Coronary endarterectomy to facilitate bypass surgery for patients with extensive stenting of the left anterior descending artery.

Introduction

Procedural full metal jacket (FMJ) results in an increasing number of high-risk ‘stent-loaded’ patients who are referred to cardiac surgeon and complete revascularization cannot be achieved with the conventional technique 1,2. The following report describes the technique used to allow en-block long-segment stent removal by coronary endarterectomy (CE) and left anterior descending (LAD) repair with left internal thoracic artery (LITA) graft.

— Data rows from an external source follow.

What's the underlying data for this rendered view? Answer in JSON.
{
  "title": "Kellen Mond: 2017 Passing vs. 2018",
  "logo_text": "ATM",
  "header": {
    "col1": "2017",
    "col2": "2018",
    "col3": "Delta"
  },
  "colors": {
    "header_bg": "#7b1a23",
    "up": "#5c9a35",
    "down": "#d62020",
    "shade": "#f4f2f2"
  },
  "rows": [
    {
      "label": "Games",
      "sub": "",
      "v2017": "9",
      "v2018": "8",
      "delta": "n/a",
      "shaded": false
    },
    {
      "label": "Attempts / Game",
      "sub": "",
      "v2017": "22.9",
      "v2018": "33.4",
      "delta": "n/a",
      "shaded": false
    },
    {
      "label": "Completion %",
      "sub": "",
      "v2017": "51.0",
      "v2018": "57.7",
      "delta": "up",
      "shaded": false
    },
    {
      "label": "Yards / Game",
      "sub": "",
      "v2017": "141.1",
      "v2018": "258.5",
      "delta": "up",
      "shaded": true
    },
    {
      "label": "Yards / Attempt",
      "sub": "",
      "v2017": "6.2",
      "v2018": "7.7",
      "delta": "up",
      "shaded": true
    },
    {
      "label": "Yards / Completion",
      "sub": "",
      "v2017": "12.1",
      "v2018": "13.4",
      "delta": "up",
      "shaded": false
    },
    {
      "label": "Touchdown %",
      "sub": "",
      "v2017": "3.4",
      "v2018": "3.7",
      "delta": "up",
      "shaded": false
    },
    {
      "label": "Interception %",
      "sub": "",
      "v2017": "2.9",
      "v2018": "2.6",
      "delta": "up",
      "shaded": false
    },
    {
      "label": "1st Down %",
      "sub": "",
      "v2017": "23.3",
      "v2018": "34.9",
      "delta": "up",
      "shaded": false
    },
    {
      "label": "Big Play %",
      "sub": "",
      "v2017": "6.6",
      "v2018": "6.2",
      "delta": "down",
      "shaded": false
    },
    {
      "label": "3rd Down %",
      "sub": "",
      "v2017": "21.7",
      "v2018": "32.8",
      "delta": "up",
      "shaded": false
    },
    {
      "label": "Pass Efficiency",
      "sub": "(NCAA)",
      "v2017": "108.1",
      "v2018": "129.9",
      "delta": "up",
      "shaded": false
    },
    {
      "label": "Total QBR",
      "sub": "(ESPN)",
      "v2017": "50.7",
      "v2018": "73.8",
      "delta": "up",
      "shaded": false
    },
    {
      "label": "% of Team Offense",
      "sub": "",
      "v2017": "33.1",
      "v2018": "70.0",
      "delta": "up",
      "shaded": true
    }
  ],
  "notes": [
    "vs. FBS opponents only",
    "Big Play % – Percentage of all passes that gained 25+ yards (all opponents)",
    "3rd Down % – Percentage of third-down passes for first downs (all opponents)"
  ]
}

CE consists in opening LAD in its middle portion. After that a proper plane has been found, a long arteriotomy is performed. Under direct vision and avoiding traction, the whole atherosclerotic core and the stents are dissected and removed en-block. The distal intima is tacked using 7/0 polypropylene suture.

Case 1

A 52-year-old male. Admitted for acute coronary syndrome because of three-vessel disease with a FMJ–LAD proximally occluded, with 50% of ejection fraction. Percutaneous coronary intervention allowed only a partial LAD reperfusion and patient was referred to surgery. The other three target vessels were grafted and the CE was performed (Fig. 1a). The LAD opening, 11 cm long, was repaired with a tailored on-lay vein patch and a pedicle LITA was anastomosed onto it. Postoperative course was uneventful and the patient was discharged on oral anticoagulation therapy. Patency of the LAD bypass graft was showed on coronary computed tomography angiography control, 6 months later (Fig. 1b).

Fig. 1

(a) Intraoperative photograph of endarterectomy. (b) Postoperative coronary computed tomography angiography of left internal thoracic artery anastomosed onto a vein hood left anterior descending repaired. Arrow showing FMJ stent.

Case 2

A 54-year-old male. Admitted for acute coronary syndrome because of three-vessel disease with a FMJ–LAD proximally occluded and ejection fraction of 45%. The patient was referred to surgery after ineffective several attempts of percutaneous coronary intervention. The other two target vessels were grafted and the CE on LAD was performed. The LAD opening, 4.5 cm long, was repaired using a skeletonized LITA as on-lay patch. Postoperative course was uneventful and the patient was discharged on dual antiplatelet, after coronary computed tomography angiography control that showed patency of the LAD bypass graft (Fig. 2a). Six months later, due to onset of acute chest pain a coronary angiography was performed showing subocclusion of right coronary artery graft, percutaneously treated, whereas the LITA–LAD graft was patent (Fig. 2b).

Fig. 2

(a) Postoperative coronary computed tomography angiography of left internal thoracic artery to left anterior descending artery on-lay patch repair. (b) Postoperative angiography showing patency of left internal thoracic artery to left anterior descending on-lay patch.

Discussion

LAD is the major revascularization site in coronary surgery and incomplete revascularization of this vessel has been proven to be a predictor of higher long-term mortality after coronary artery bypass grafting 3. The presence of long stented segment LAD may result in having difficulties in finding an appropriate site for bypass grafting when conventional techniques are used. Therefore that could force bypass grafts to be anastomosed to a more distal site and the compromise runoff ‘per se’, decreasing graft patency 4.

Once FMJ procedures have been performed, the only effective way to adequately treat restenosis is by CE with stents extraction, followed by surgical revascularization.

Because stents cling firmly to the intima, the most suitable technique, in our experience, is performing CE under direct vision (open technique), rather than traction technique that could be associated either to the risk of ‘snowplow’ effect or to the risk of destruction of the artery 2,3,5.

In conclusion, CE with open technique represents a feasible and effective method for treating FMJ–LAD.